# Give an example where $UT$ is one-to-one, but $T$ isn't. Give an example where $UT$ is onto, but $T$ isn't.

Let $T:V \rightarrow W$ and $U:W \rightarrow Z$ be linear transformations. Give an example where $UT$ is one-to-one, but $U$ isn't. Give an example where $UT$ is onto, but $T$ isn't.

I know that in the first scenario, then $U$ must be one-to-one from a previous part of the question, and that $T$ must be onto in the second part of the problem.

I'm having trouble finding linear transformations for this because all the examples I can think of for the first part are a bijection.

I'm having similar problems for the second one, but where T is onto as well.

I think I can use the same set for all of these, like $V=W=Z$, but I can't think of any. I've done something similar, but with finite sets and normal functions. However, these sets must be infinite because they describe a vector space.

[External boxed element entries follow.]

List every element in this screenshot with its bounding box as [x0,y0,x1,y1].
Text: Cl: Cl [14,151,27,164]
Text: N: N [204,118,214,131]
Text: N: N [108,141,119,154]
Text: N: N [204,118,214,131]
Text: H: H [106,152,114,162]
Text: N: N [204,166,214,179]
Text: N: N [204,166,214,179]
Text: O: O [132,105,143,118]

• If $T$ is not injective, then there exists some non zero vector $\mathbf v$ such that $T\mathbf v =\mathbf 0$, which means that $UT\mathbf v= \mathbf 0$ for a non zero vector $\mathbf v$. So $UT$ cannot be injective. – lEm Sep 23 '16 at 3:36
• Sorry, I mistyped that. $U$ is the one which is not injective there. Edited. – AndroidFish Sep 23 '16 at 3:46
• You can't use the same space for all three. For the first one, you must have $T$ 1-1 but not onto, and then $U$ be 1-1 on the image of $T$ (but not on all of $W$. – Gerry Myerson Sep 23 '16 at 7:11

$UT$ is injective means that $UT\mathbf v=\mathbf 0$ iff $\mathbf v =\mathbf 0$. Then it means that $U\mathbf w=\mathbf 0$ is only possible if $\mathbf w$ does not belong to $\mathrm{im}(T)-\{\mathbf 0\}$. Also notice that $T$ must be injective as I commented before. So all you need to find is just an injectivr $T$ and a non-injective map $U$ such that $\mathrm{ker}(U) \cap \mathrm{im}(T)=\{\mathbf 0\}$.

I also consider the case where $V,W,Z$ are finite dimensional. In which case, $UT$ is injective if $\dim V \leq \dim Z$. For $T$ to be injective, I also need $\dim W \geq \dim V$.

A simple example (with respect to standard basis) could be: $T:\mathbb R^2 \to \mathbb R^4$ given by

$$\begin{pmatrix} 1&0 \\ 0&1 \\0&0 \\ 0&0 \end{pmatrix}$$

And take $U: \mathbb R^4 \to \mathbb R^3$

$$\begin{pmatrix} 1&1&0&0\\ -1&1&0&0 \\ 1&1&0&0 \end{pmatrix}$$

Check that $UT: \mathbb R^2 \to \mathbb R^3$ has the matrix: $$\begin{pmatrix} 1&1 \\ 1&-1 \\ 1&1\end{pmatrix}$$

Now use a similar argument for the second part, $UT$ is surjective but $T$ is not. $\forall \mathbf z \in Z$, there exists $\mathbf v \in V$ such that $UT \mathbf v =\mathbf z$. Take $\mathbf w \in \mathrm{im}(T) \neq W$, then $U \mathbf w= \mathbf z$ implies that $U$ must be surjective. $\dim (\mathrm{ker}(U)=\dim W-\dim (\mathrm {im}(U))$ implies that $U$ is also non injective.

It is logical to take $\dim W > \dim Z$ for $U$ to not be injective.

Let $U: \mathbb R^4 \to \mathbb R^2$ given by:

$$\begin{pmatrix} 1&0&0&0 \\ 0&1&0&0 \end{pmatrix}$$

Take $T: \mathbb R^3 \to \mathbb R^4$

$$\begin{pmatrix} 1&0&0 \\ 0&1&0 \\ 0&0&1 \\ 0&0&0 \end{pmatrix}$$

Verify that: $UT: \mathbb R^3 \to \mathbb R^2$ is surjective.

$$\begin{pmatrix} 1 &0&0 \\ 0&1&0 \end{pmatrix}$$

Take $V=W=Z=\mathbb R^{\mathbb N}$ the vector space of real sequences.

$U : (x_1, x_2, \dots) \mapsto (x_2, x_3, \dots)$ is the left shift operator and $T : (x_1, x_2, \dots) \mapsto (0, x_1, x_2, \dots)$ the right shift operator.

$U$ is not one-to-one and $T$ isn't onto. However $UT$ is the identity operator, so is one-to-one and onto.